Though it was warmer than the February's of her New York past, there was still a bite to the air. The sand beneath her body was cold but Lennon embraced the chill. She felt it creep through her jeans as the wind whipped through her hair, blowing tendrils of red around her face.

Lennon watched the waves rolling against the shoreline, each ripple steady and sure.

She had not meant to come here to this beach on this day. It was actually her first time stepping foot on the beach since she'd arrived in California two-and-a-half months earlier. Looking back, it felt as if so much time had passed since her father's death. But the reality was that it hadn't been that long.

And on this day – Lennon actually felt how short it had truly been.

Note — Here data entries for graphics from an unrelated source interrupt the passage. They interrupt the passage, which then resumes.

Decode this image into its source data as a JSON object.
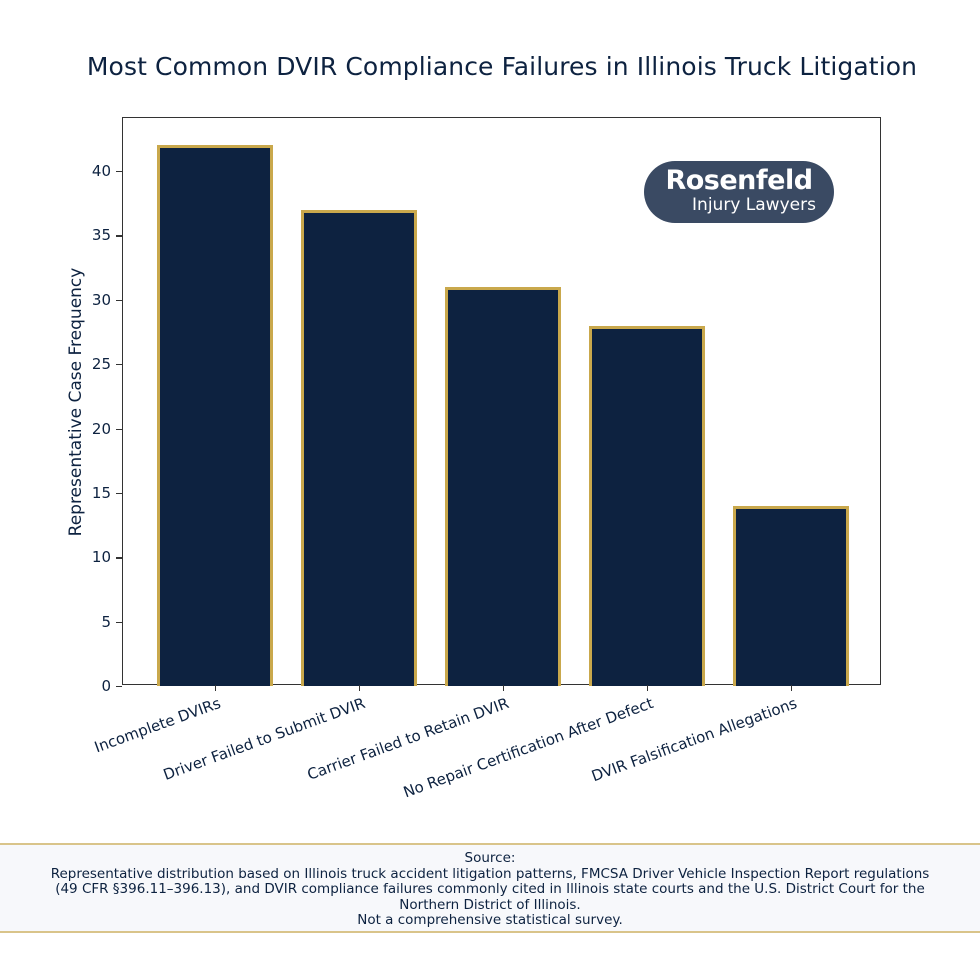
{
  "title": "Most Common DVIR Compliance Failures in Illinois Truck Litigation",
  "logo": {
    "line1": "Rosenfeld",
    "line2": "Injury Lawyers",
    "background": "#3a4a63"
  },
  "colors": {
    "bar_fill": "#0d2240",
    "bar_edge": "#c9a84c",
    "text": "#0d2240"
  },
  "yaxis": {
    "label": "Representative Case Frequency",
    "ticks": [
      "0",
      "5",
      "10",
      "15",
      "20",
      "25",
      "30",
      "35",
      "40"
    ]
  },
  "source": {
    "heading": "Source:",
    "line1": "Representative distribution based on Illinois truck accident litigation patterns, FMCSA Driver Vehicle Inspection Report regulations",
    "line2": "(49 CFR §396.11–396.13), and DVIR compliance failures commonly cited in Illinois state courts and the U.S. District Court for the",
    "line3": "Northern District of Illinois.",
    "line4": "Not a comprehensive statistical survey."
  },
  "chart_data": {
    "type": "bar",
    "title": "Most Common DVIR Compliance Failures in Illinois Truck Litigation",
    "categories": [
      "Incomplete DVIRs",
      "Driver Failed to Submit DVIR",
      "Carrier Failed to Retain DVIR",
      "No Repair Certification After Defect",
      "DVIR Falsification Allegations"
    ],
    "values": [
      42,
      37,
      31,
      28,
      14
    ],
    "xlabel": "",
    "ylabel": "Representative Case Frequency",
    "ylim": [
      0,
      44
    ],
    "yticks": [
      0,
      5,
      10,
      15,
      20,
      25,
      30,
      35,
      40
    ],
    "grid": false,
    "legend": null
  }
}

The weight of her father's passing pressed down on her shoulders, bowing them inward. Leaving her a broken shell. Lennon had never experienced grief before her father's death. Her paternal grandparents had died before she was born and her mother's parents were still alive and well in Florida. Truly, the death of Elijah McCormick marked the first time that Lennon had ever lost someone important.

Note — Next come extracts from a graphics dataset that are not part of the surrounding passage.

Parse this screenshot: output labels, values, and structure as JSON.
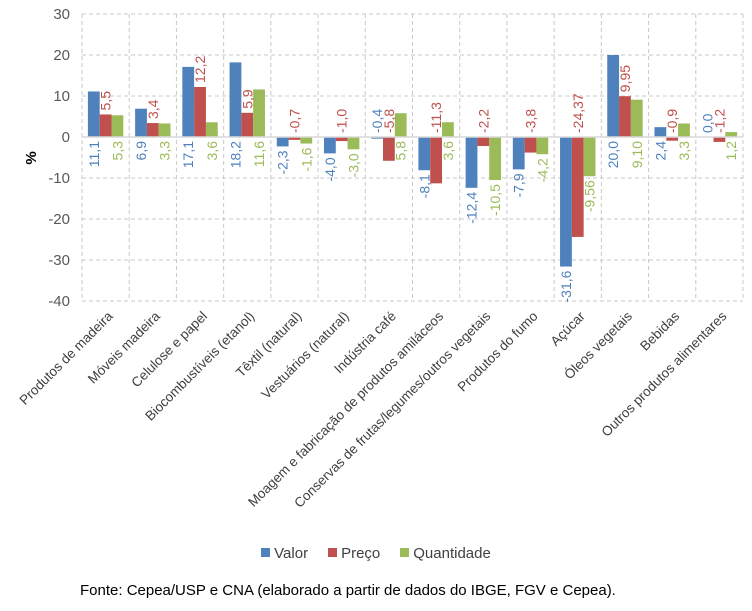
{
  "chart_data": {
    "type": "bar",
    "title": "",
    "xlabel": "",
    "ylabel": "%",
    "ylim": [
      -40,
      30
    ],
    "yticks": [
      30,
      20,
      10,
      0,
      -10,
      -20,
      -30,
      -40
    ],
    "grid": true,
    "legend_position": "bottom",
    "categories": [
      "Produtos de madeira",
      "Móveis madeira",
      "Celulose e papel",
      "Biocombustíveis (etanol)",
      "Têxtil (natural)",
      "Vestuários (natural)",
      "Indústria café",
      "Moagem e fabricação de produtos amiláceos",
      "Conservas de frutas/legumes/outros vegetais",
      "Produtos do fumo",
      "Açúcar",
      "Óleos vegetais",
      "Bebidas",
      "Outros produtos alimentares"
    ],
    "series": [
      {
        "name": "Valor",
        "color": "#4F81BD",
        "values": [
          11.1,
          6.9,
          17.1,
          18.2,
          -2.3,
          -4.0,
          -0.4,
          -8.1,
          -12.4,
          -7.9,
          -31.6,
          20.0,
          2.4,
          0.0
        ],
        "labels": [
          "11,1",
          "6,9",
          "17,1",
          "18,2",
          "-2,3",
          "-4,0",
          "-0,4",
          "-8,1",
          "-12,4",
          "-7,9",
          "-31,6",
          "20,0",
          "2,4",
          "0,0"
        ]
      },
      {
        "name": "Preço",
        "color": "#C0504D",
        "values": [
          5.5,
          3.4,
          12.2,
          5.9,
          -0.7,
          -1.0,
          -5.8,
          -11.3,
          -2.2,
          -3.8,
          -24.37,
          9.95,
          -0.9,
          -1.2
        ],
        "labels": [
          "5,5",
          "3,4",
          "12,2",
          "5,9",
          "-0,7",
          "-1,0",
          "-5,8",
          "-11,3",
          "-2,2",
          "-3,8",
          "-24,37",
          "9,95",
          "-0,9",
          "-1,2"
        ]
      },
      {
        "name": "Quantidade",
        "color": "#9BBB59",
        "values": [
          5.3,
          3.3,
          3.6,
          11.6,
          -1.6,
          -3.0,
          5.8,
          3.6,
          -10.5,
          -4.2,
          -9.56,
          9.1,
          3.3,
          1.2
        ],
        "labels": [
          "5,3",
          "3,3",
          "3,6",
          "11,6",
          "-1,6",
          "-3,0",
          "5,8",
          "3,6",
          "-10,5",
          "-4,2",
          "-9,56",
          "9,10",
          "3,3",
          "1,2"
        ]
      }
    ]
  },
  "source_note": "Fonte: Cepea/USP e CNA (elaborado a partir de dados do IBGE, FGV e Cepea)."
}
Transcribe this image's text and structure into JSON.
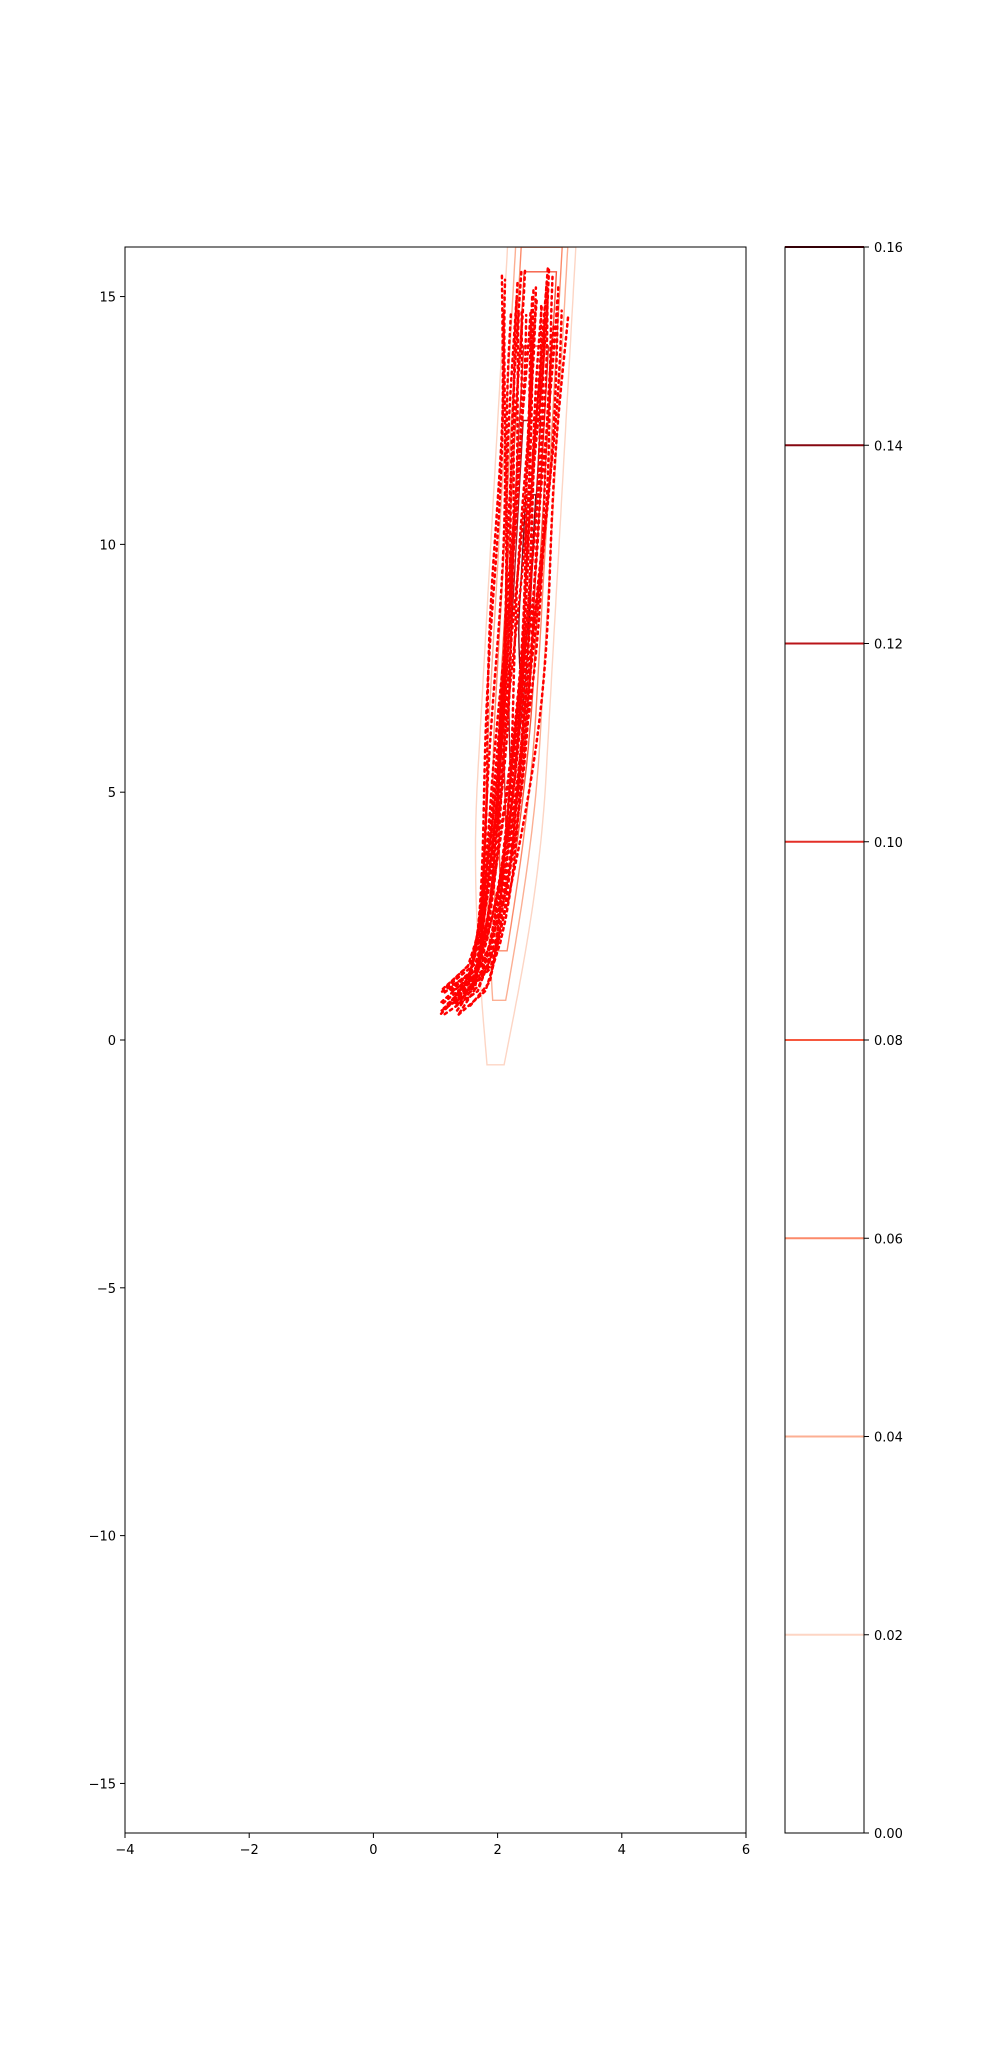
{
  "chart_data": {
    "type": "contour",
    "title": "",
    "xlabel": "",
    "ylabel": "",
    "xlim": [
      -4,
      6
    ],
    "ylim": [
      -16,
      16
    ],
    "x_ticks": [
      -4,
      -2,
      0,
      2,
      4,
      6
    ],
    "y_ticks": [
      -15,
      -10,
      -5,
      0,
      5,
      10,
      15
    ],
    "x_tick_labels": [
      "−4",
      "−2",
      "0",
      "2",
      "4",
      "6"
    ],
    "y_tick_labels": [
      "−15",
      "−10",
      "−5",
      "0",
      "5",
      "10",
      "15"
    ],
    "grid": false,
    "colormap": "Reds",
    "colorbar": {
      "range": [
        0.0,
        0.16
      ],
      "levels": [
        0.02,
        0.04,
        0.06,
        0.08,
        0.1,
        0.12,
        0.14,
        0.16
      ],
      "tick_values": [
        0.0,
        0.02,
        0.04,
        0.06,
        0.08,
        0.1,
        0.12,
        0.14,
        0.16
      ],
      "tick_labels": [
        "0.00",
        "0.02",
        "0.04",
        "0.06",
        "0.08",
        "0.10",
        "0.12",
        "0.14",
        "0.16"
      ],
      "level_colors": [
        "#fdd5c4",
        "#fcaf93",
        "#fc8a6a",
        "#f6583e",
        "#e32f27",
        "#b91419",
        "#860811",
        "#67000d"
      ]
    },
    "contours": [
      {
        "level": 0.02,
        "cx": 2.35,
        "y_min": -0.5,
        "y_max": 16,
        "half_width": 0.55,
        "slope": 0.045
      },
      {
        "level": 0.04,
        "cx": 2.35,
        "y_min": 0.8,
        "y_max": 16,
        "half_width": 0.42,
        "slope": 0.045
      },
      {
        "level": 0.06,
        "cx": 2.35,
        "y_min": 1.8,
        "y_max": 16,
        "half_width": 0.33,
        "slope": 0.045
      },
      {
        "level": 0.08,
        "cx": 2.35,
        "y_min": 2.8,
        "y_max": 15.5,
        "half_width": 0.26,
        "slope": 0.045
      },
      {
        "level": 0.1,
        "cx": 2.35,
        "y_min": 4.3,
        "y_max": 14,
        "half_width": 0.2,
        "slope": 0.045
      },
      {
        "level": 0.12,
        "cx": 2.35,
        "y_min": 5.5,
        "y_max": 12.5,
        "half_width": 0.14,
        "slope": 0.045
      },
      {
        "level": 0.14,
        "cx": 2.4,
        "y_min": 7.5,
        "y_max": 11,
        "half_width": 0.08,
        "slope": 0.045
      }
    ],
    "trajectories": {
      "color": "#ff0000",
      "style": "dotted",
      "count": 30,
      "start": [
        1.3,
        0.8
      ],
      "end": [
        2.6,
        15.0
      ],
      "x_spread": 0.9,
      "y_spread": 1.2
    }
  }
}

It was a grief she didn't know how to vocalize. From the moment he'd passed in his sleep, Lennon had assumed the role of responsibility. She'd called her father's doctor and made funeral arrangements, she'd packed up their apartment and cancelled the lease, she'd shipped her belongings and bought a plane ticket and said her goodbyes before moving her life to the other side of the country.

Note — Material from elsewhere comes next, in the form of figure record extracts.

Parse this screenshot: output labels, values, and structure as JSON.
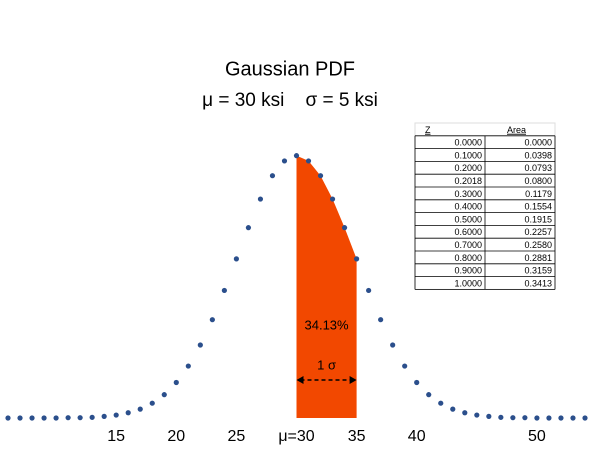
{
  "chart_data": {
    "type": "scatter",
    "title": "Gaussian PDF",
    "subtitle": "μ = 30 ksi    σ = 5 ksi",
    "x": [
      6,
      7,
      8,
      9,
      10,
      11,
      12,
      13,
      14,
      15,
      16,
      17,
      18,
      19,
      20,
      21,
      22,
      23,
      24,
      25,
      26,
      27,
      28,
      29,
      30,
      31,
      32,
      33,
      34,
      35,
      36,
      37,
      38,
      39,
      40,
      41,
      42,
      43,
      44,
      45,
      46,
      47,
      48,
      49,
      50,
      51,
      52,
      53,
      54
    ],
    "values": [
      0,
      0,
      0,
      0,
      0,
      0.0001,
      0.0001,
      0.0002,
      0.0005,
      0.0009,
      0.0016,
      0.0027,
      0.0045,
      0.0071,
      0.0108,
      0.0158,
      0.0222,
      0.0299,
      0.0388,
      0.0484,
      0.0579,
      0.0666,
      0.0737,
      0.0782,
      0.0798,
      0.0782,
      0.0737,
      0.0666,
      0.0579,
      0.0484,
      0.0388,
      0.0299,
      0.0222,
      0.0158,
      0.0108,
      0.0071,
      0.0045,
      0.0027,
      0.0016,
      0.0009,
      0.0005,
      0.0002,
      0.0001,
      0.0001,
      0,
      0,
      0,
      0,
      0
    ],
    "color": "#2b4f8c",
    "xlim": [
      6,
      54
    ],
    "ylim": [
      0,
      0.08
    ],
    "xticks": [
      15,
      20,
      25,
      {
        "value": 30,
        "label": "μ=30"
      },
      35,
      40,
      50
    ],
    "shade": [
      30,
      35
    ],
    "shade_color": "#f24800",
    "annotations": [
      "34.13%",
      "1 σ"
    ],
    "table": {
      "columns": [
        "Z",
        "Area"
      ],
      "rows": [
        [
          "0.0000",
          "0.0000"
        ],
        [
          "0.1000",
          "0.0398"
        ],
        [
          "0.2000",
          "0.0793"
        ],
        [
          "0.2018",
          "0.0800"
        ],
        [
          "0.3000",
          "0.1179"
        ],
        [
          "0.4000",
          "0.1554"
        ],
        [
          "0.5000",
          "0.1915"
        ],
        [
          "0.6000",
          "0.2257"
        ],
        [
          "0.7000",
          "0.2580"
        ],
        [
          "0.8000",
          "0.2881"
        ],
        [
          "0.9000",
          "0.3159"
        ],
        [
          "1.0000",
          "0.3413"
        ]
      ]
    }
  }
}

But in all of that time, Lennon had never shed a single tear over her father's death. Because she'd had to be the strong one. She couldn't afford to fall to pieces.

Even now, on what would have been father's fortieth birthday, Lennon had not let herself break down.

She'd woken up, fully intending on going to school, but when she'd walked into the kitchen it had been to see her mother drinking a coffee and doing the morning crossword. Her mother had hardly even looked up, spared Lennon only the barest of glances and a thin-lipped 'good-morning' smile before she'd gone back to her breakfast.

In the entire time that Lennon spent near her mother that morning, as she made her own breakfast and prepared a lunch to take to school, Paige Ackerman hadn't said a single word to Lennon about what that day meant. Hadn't acknowledged it or asked how Lennon was doing.

Nothing at all.

They had talked briefly – Paige pressing her daughter about her grades and demanding – quite hotly – if Lennon had sold her guitar yet. Stating again and again and again, in a voice that was dismissive and cool, that music wasn't a career to go down. She had signed Lennon up for a career counselling session and across the table, she'd slid a small collection of college pamphlets for schools with late acceptances.

It had been obvious – so glaringly obvious – that Paige Ackerman had never listened to a word Lennon had told her about taking a year off before evening thinking about college programs. Lennon knew that her musical aspirations were a spot of contention in the house. She and Brad were hardly on speaking terms as he often ridiculed her dreams with snide comments under his breath about the fallibility of the music industry. He was certain that she would be wasting her time and both he and her mother had told Lennon in no uncertain terms would they support a career like that.